Multiple mobile operators in Europe plan to block advertising on their networks, with one of them planning to target Google's ad network to force the company to give up a cut of its ad revenue, according to a report yesterday in the Financial Times.
"An executive at a European carrier confirmed that it and several of its peers are planning to start blocking adverts this year," the newspaper reported. "The executive said that the carrier will initially launch an advertising-free service for customers on an opt-in basis. But it is also considering a more radical idea that it calls 'the bomb', which would apply across its entire network of millions of subscribers at once. The idea is to specifically target Google, blocking advertising on its websites in an attempt to force the company into giving up a cut of its revenues."
Blocking ads "just for an hour or a day" might be enough to bring Google to the negotiating table, the executive told the newspaper.
http://arstechnica.com/business/2015/05/eu-carriers-plan-to-block-ads-demand-money-from-google/
(Score: 2) by frojack on Sunday May 17 2015, @07:33PM
It may come to that, and it isn't that technologically difficult.
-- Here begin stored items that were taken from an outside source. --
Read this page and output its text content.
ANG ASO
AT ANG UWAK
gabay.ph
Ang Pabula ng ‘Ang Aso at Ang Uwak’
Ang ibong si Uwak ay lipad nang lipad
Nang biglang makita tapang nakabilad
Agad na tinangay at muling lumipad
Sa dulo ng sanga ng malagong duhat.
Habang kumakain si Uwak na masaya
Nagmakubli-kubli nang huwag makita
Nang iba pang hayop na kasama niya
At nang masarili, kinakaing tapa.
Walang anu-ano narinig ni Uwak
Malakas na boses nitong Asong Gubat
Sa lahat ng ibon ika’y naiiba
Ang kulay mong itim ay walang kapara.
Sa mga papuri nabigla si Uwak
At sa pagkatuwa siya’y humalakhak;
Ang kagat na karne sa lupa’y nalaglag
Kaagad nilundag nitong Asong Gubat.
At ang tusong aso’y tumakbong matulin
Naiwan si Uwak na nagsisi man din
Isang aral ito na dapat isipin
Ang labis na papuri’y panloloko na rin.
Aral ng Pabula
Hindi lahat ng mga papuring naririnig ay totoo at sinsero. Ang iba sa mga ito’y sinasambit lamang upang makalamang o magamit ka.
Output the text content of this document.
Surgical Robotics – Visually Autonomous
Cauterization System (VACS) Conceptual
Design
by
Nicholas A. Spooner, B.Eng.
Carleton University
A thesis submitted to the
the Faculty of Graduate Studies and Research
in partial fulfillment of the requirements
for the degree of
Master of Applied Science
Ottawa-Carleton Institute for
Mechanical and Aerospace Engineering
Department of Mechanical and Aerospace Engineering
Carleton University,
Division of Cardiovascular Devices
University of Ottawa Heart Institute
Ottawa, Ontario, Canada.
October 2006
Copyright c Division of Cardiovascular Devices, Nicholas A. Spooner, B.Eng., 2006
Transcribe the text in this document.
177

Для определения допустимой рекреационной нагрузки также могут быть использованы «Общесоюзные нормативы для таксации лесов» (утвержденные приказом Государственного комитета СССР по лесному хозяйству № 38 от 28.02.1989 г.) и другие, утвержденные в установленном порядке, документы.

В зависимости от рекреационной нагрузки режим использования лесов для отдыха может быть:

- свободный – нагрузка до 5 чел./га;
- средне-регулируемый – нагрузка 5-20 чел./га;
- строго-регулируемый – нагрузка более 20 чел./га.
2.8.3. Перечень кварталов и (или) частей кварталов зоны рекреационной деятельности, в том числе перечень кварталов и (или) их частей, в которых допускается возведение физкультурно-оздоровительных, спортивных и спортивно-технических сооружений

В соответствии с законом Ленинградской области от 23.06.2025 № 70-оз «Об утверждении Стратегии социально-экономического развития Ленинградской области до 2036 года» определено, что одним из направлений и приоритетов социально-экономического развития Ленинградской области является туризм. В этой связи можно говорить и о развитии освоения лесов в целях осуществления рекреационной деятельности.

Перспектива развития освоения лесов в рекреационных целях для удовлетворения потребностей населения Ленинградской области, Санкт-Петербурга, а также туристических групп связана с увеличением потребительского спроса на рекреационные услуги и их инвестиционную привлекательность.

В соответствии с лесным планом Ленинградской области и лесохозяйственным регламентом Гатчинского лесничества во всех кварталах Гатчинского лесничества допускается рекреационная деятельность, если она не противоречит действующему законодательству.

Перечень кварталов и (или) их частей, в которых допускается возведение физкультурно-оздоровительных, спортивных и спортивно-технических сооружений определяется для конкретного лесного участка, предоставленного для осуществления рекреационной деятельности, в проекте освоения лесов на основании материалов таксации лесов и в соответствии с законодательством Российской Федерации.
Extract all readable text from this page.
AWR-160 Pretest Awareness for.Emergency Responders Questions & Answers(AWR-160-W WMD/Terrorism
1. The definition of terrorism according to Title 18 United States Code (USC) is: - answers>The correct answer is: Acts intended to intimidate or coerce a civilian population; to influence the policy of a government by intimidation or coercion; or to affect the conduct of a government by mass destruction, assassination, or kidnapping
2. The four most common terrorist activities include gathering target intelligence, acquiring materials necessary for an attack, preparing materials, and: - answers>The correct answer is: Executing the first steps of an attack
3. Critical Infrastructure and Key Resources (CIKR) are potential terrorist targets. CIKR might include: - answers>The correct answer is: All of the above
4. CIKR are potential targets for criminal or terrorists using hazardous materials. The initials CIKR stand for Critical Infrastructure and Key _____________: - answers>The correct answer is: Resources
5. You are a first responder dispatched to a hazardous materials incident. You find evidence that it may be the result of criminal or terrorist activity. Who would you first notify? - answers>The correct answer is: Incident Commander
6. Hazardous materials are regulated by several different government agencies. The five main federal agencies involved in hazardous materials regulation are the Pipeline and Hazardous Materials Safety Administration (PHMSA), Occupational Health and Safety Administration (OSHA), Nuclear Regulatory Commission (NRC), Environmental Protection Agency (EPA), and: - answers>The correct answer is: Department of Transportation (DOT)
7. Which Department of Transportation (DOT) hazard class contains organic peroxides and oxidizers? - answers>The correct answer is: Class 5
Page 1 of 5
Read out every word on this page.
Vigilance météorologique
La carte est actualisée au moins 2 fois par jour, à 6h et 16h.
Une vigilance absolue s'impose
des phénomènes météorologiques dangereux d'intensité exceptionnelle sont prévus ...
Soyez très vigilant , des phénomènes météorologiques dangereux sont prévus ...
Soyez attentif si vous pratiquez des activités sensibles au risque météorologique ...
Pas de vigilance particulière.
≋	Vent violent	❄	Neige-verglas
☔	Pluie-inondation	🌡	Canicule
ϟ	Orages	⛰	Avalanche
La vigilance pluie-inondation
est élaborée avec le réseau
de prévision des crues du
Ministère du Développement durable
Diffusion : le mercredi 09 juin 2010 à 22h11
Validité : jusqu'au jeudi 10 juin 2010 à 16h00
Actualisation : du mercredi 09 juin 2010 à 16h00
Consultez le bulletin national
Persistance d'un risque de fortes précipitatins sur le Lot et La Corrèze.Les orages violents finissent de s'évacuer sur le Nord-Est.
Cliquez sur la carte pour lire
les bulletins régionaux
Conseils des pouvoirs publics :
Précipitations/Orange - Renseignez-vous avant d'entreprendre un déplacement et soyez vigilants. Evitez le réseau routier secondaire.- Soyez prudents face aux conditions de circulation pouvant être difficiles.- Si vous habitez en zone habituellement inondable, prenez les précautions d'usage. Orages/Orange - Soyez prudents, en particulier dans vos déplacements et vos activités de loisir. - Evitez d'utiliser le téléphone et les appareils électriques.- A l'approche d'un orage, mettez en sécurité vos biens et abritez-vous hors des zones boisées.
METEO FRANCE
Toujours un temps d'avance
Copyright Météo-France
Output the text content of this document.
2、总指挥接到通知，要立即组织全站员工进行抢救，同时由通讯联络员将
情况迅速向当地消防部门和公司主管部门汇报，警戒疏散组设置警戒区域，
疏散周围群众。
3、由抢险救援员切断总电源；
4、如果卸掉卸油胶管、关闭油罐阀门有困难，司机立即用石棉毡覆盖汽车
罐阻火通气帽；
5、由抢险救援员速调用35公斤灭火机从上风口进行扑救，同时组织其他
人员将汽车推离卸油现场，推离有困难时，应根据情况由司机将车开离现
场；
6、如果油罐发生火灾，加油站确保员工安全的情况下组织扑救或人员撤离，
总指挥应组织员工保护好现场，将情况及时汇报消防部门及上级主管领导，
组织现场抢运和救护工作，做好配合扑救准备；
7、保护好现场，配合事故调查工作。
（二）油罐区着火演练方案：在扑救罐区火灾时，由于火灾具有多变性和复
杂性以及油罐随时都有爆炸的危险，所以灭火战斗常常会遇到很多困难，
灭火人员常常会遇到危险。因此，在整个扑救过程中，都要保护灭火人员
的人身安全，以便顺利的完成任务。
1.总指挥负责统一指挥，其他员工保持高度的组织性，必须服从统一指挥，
These guys, Microsoft, Google, Amazon, and friends have server farms. In fact they have farms, which have farms.
How hard would it be for Google to arrange with a content provider to proxy and cache their entire site so ads could be directly inserted, all from the same server.
Instead of the current practice of spewing a thin web page of text and images wrapped up a mountain or remote urls for the users browser to fetch, your browser sees exactly one url, and any resources needed by the page are fetched and embedded server side, or at least fetched from the same IP.
That's how things worked back in the day before the mountain of advertising companies started selling ads.
I distinctly remember one hosting company I worked with would give us a huge break on hosting fees to block out ad space on our pages for url's that were hosted on the same server. The content of those urls changed, weekly at first, then hourly, byt always had the same name, and all managed by them. We got paid by the impressions, not the clicks, until that whole number of impressions scam went away. Everything was dial-up back then, and huge ads were unheard of.
No, you are mistaken. I've always had this sig.
(Score: 0) by Anonymous Coward on Sunday May 17 2015, @07:53PM
Without MITM'ing stuff it would be hard for them to know which connections are fetching ads and which aren't.